Until 1925, when the liberal economist Alberto de' Stefani, although a former member of the squadristi, was removed from his post as Minister of Economics (1922–1925), Italy's coalition government was able to restart the economy and balanced the national budget. Stefani developed economic policies that were aligned with classical liberalism principles as inheritance, luxury and foreign capital taxes were abolished; and life insurance (1923) and the state communications monopolies were privatised and so on. During Italy's coalition government era, pro-business policies apparently did not contradict the State's financing of banks and industry. Political scientist Franklin Hugh Adler referred to this coalition period between Mussolini's appointment as prime minister on 31 October 1922 and his 1925 dictatorship as "Liberal-Fascism, a hybrid, unstable, and transitory regime type under which the formal juridical-institutional framework of the liberal regime was conserved", which still allowed pluralism, competitive elections, freedom of the press and the right of trade unions to strike. Liberal Party leaders and industrialists thought that they could neutralize Mussolini by making him the head of a coalition government, where as Luigi Albertini remarked that "he will be much more subject to influence".

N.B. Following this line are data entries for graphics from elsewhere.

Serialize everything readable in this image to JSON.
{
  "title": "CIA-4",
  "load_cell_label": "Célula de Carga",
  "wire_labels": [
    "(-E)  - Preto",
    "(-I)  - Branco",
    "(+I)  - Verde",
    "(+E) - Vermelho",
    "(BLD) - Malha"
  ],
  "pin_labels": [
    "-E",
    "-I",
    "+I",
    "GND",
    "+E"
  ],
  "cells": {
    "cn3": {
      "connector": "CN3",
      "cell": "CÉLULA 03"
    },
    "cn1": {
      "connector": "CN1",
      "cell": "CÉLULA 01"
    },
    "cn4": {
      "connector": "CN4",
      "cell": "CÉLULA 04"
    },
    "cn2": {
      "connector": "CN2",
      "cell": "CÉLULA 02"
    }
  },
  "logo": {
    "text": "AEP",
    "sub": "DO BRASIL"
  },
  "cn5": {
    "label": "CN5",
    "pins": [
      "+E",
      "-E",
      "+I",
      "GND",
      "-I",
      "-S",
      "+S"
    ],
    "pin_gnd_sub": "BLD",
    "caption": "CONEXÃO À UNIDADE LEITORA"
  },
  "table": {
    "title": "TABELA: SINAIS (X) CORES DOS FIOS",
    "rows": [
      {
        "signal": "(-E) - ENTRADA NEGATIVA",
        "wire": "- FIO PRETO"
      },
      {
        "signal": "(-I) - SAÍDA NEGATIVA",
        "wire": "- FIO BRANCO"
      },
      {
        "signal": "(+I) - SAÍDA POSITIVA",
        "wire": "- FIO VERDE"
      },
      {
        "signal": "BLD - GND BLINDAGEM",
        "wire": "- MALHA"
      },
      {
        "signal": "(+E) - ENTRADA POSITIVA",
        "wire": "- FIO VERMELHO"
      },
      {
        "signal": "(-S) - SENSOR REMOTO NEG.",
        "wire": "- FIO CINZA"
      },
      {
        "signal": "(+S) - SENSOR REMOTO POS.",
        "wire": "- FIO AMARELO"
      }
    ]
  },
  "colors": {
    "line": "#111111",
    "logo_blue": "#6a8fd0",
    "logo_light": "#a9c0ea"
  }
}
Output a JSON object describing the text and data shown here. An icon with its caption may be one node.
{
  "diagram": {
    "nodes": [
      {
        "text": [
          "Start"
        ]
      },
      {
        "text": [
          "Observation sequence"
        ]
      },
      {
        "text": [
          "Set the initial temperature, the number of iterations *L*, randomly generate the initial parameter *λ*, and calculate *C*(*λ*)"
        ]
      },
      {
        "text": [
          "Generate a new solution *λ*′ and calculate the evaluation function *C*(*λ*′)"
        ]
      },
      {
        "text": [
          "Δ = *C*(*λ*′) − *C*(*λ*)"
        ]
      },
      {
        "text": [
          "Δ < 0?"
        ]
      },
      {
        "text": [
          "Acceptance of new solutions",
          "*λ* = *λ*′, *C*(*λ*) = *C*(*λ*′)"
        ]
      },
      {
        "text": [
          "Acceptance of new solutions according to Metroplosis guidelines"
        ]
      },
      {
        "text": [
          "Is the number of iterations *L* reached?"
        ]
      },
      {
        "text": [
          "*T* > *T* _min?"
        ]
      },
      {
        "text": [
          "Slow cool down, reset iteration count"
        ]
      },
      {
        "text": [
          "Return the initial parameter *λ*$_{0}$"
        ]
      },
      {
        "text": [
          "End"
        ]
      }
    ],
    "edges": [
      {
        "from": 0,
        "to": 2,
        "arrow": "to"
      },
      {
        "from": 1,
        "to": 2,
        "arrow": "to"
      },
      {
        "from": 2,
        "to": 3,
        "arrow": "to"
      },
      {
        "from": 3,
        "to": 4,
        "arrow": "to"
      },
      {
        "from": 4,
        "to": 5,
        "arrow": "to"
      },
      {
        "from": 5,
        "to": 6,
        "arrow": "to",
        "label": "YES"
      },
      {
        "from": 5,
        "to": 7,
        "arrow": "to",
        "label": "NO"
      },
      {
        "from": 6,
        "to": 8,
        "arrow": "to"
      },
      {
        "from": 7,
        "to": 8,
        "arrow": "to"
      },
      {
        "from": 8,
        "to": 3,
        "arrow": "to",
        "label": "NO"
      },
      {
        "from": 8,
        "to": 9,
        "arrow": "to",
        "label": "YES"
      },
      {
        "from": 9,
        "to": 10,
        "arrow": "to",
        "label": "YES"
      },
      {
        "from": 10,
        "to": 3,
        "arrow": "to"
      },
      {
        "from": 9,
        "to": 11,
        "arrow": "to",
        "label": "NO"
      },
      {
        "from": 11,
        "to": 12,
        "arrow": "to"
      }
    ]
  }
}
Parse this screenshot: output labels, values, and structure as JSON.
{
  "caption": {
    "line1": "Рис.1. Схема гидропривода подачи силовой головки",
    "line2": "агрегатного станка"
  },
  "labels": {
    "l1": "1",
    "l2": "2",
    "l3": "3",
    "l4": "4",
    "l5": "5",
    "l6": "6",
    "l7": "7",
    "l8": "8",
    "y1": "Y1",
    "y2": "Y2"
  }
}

One of Prime Minister Mussolini's first acts was the 400-million-lira financing of Gio. Ansaldo & C., one of the country's most important engineering companies. Subsequent to the 1926 deflation crisis, banks such as the Banco di Roma (Bank of Rome), the Banco di Napoli (Bank of Naples) and the Banco di Sicilia (Bank of Sicily) also were state-financed. In 1924, a private business enterprise established Unione Radiofonica Italiana (URI) as part of the Marconi company, to which the Italian fascist Government granted official radio-broadcast monopoly. After the defeat of fascism in 1944, URI became Radio Audizioni Italiane (RAI) and was renamed RAI — Radiotelevisione Italiana with the advent of television in 1954.

Given the overwhelmingly rural nature of Italian economy in the period, agriculture was vital to fascist economic policies and propaganda. To strengthen the domestic Italian production of grain, the fascist Government established in 1925 protectionist policies that ultimately failed (see the Battle for Grain). 

From 1926 following the Pact of the Vidoni Palace and the Syndical Laws, business and labour were organized into 12 separate associations, outlawing or integrating all others. These organizations negotiated labour contracts on behalf of all its members with the state acting as the arbitrator. The state tended to favour big industry over small industry, commerce, banking, agriculture, labour and transport even though each sector officially had equal representation. Pricing, production and distribution practices were controlled by employer associations rather than individual firms and labour syndicates negotiated collective labour contracts binding all firms in the particular sector. Enforcement of contracts was difficult and the large bureaucracy delayed resolutions of labour disputes.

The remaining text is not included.